Le Pari Risqué de Ford : Des VE Abordables Malgré les Obstacles

Theverge

Ford a récemment dévoilé un nouveau processus de fabrication ambitieux, conçu pour rendre ses véhicules électriques plus durables, plus attrayants et, surtout, plus abordables. Cependant, le moment de cette annonce aurait difficilement pu être pire. Le paysage de l’adoption des VE aux États-Unis devient de plus en plus difficile, avec l’expiration prochaine des crédits d’impôt fédéraux, une guerre commerciale imminente avec la Chine menaçant de faire pencher le marché, et de nombreux constructeurs automobiles qui retardent ou annulent déjà des modèles de VE précédemment prévus.

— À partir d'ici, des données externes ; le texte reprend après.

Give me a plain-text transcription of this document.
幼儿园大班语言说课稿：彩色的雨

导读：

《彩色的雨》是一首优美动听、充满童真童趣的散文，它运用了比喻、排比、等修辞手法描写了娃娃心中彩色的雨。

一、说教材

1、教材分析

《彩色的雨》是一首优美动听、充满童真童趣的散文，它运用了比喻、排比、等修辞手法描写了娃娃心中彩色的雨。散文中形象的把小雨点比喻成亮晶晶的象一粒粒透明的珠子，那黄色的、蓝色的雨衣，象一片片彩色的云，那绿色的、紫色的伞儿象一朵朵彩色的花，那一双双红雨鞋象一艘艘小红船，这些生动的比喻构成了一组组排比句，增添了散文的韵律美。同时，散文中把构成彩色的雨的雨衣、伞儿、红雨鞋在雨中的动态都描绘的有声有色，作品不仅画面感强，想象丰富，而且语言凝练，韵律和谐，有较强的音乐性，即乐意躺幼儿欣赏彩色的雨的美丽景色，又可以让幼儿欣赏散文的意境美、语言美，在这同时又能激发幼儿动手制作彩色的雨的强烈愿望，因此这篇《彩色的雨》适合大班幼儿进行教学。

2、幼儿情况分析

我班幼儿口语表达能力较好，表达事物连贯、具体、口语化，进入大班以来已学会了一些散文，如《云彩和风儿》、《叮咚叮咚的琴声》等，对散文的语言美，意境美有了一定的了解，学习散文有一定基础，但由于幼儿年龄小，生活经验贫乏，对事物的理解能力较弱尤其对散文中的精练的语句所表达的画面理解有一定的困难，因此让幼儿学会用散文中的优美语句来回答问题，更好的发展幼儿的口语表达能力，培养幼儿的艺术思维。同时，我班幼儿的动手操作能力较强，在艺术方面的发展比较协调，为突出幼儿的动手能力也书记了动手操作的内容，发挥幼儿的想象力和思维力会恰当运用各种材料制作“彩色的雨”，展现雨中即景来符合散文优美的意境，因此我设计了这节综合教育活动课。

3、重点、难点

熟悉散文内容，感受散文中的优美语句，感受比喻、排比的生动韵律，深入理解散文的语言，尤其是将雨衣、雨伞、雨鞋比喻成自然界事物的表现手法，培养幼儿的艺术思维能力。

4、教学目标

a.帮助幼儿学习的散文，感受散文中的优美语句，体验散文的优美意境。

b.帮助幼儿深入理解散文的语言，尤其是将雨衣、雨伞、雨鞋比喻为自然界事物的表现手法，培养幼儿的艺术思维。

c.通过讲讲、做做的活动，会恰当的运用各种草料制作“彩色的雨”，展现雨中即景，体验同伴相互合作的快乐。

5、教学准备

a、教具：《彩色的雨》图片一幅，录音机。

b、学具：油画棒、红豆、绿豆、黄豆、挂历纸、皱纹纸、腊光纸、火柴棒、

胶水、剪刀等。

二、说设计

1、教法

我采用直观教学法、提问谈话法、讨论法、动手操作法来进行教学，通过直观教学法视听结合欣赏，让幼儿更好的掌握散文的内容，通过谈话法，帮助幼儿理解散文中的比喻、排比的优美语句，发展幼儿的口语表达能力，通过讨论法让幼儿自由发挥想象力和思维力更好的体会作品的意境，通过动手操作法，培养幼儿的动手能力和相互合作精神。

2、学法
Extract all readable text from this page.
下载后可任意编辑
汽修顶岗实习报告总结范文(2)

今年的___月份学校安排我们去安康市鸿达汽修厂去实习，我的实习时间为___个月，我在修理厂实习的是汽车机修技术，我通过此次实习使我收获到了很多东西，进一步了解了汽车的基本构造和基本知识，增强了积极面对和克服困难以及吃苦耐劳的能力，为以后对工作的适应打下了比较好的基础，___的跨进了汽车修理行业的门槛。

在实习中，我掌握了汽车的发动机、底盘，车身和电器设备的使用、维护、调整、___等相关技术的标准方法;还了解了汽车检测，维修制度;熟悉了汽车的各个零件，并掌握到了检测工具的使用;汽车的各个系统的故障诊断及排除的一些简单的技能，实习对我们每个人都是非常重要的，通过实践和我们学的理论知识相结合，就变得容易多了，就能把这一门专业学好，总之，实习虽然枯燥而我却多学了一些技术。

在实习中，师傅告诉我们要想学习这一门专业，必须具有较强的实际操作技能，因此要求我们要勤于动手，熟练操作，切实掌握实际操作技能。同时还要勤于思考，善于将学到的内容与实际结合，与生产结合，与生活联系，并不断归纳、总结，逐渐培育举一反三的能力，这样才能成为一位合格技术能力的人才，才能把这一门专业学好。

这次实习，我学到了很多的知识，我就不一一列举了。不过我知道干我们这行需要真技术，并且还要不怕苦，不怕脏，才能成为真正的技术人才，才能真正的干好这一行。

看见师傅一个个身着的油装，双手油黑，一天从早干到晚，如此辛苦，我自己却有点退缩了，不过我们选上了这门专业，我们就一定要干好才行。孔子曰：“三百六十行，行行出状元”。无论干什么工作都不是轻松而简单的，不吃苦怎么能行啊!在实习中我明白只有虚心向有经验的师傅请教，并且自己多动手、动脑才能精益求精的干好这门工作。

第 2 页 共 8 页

La direction de Ford semble être parfaitement consciente de ces vents contraires redoutables. Tout au long de leur annonce, les dirigeants de l’entreprise, y compris le PDG Jim Farley, ont répété l’immense difficulté de leur entreprise. Farley, s’exprimant depuis l’usine Ford de Louisville, a décrit candidement le projet comme un « pari », soulignant les incertitudes inhérentes. « Il n’y a aucune garantie avec ce projet », a-t-il déclaré, reconnaissant que le succès est loin d’être assuré et que l’échec reste une possibilité distincte. Sa prudence est bien fondée, compte tenu de l’histoire de l’industrie automobile, comme il l’a noté, « un cimetière jonché de véhicules abordables lancés dans notre pays avec toutes les bonnes intentions ».

La construction de véhicules électriques véritablement abordables, en particulier dans la fourchette de 25 000 à 30 000 dollars, présente un défi unique sur le marché américain. Les consommateurs américains ont historiquement privilégié les grands véhicules, exigeant des camions spacieux, une autonomie étendue et une capacité de chargement substantielle. Un VE dont le prix se situerait dans cette tranche serait, par nécessité, probablement plus petit, plus lent et moins performant que les SUV à deux et trois rangées qui dominent actuellement le paysage des véhicules électriques. Certaines tentatives de réduction drastique des coûts, comme le camion de Slate Auto, ont illustré ce point en supprimant des fonctionnalités telles que les écrans tactiles, la connectivité cellulaire, les systèmes audio fonctionnels et même les options de peinture extérieure pour atteindre un prix plus bas.

Ford, cependant, ne poursuit pas de telles mesures drastiques. Au lieu de cela, sa stratégie de réduction des coûts repose sur deux domaines principaux : le processus de fabrication lui-même et la technologie des batteries. Suivant les traces d’entreprises comme Tesla, Ford adopte un système de moulage unique, qui implique la création de pièces massives et intégrées du soubassement du véhicule. Cette approche vise à réduire considérablement le temps d’assemblage et les coûts de fabrication. Le processus intégrera également une plus grande automatisation, ce qui entraînera une main-d’œuvre plus légère, certains employés se voyant offrir des rachats ou étant transférés vers d’autres installations, car ces nouveaux VE nécessiteront simplement moins de mains humaines pour être assemblés.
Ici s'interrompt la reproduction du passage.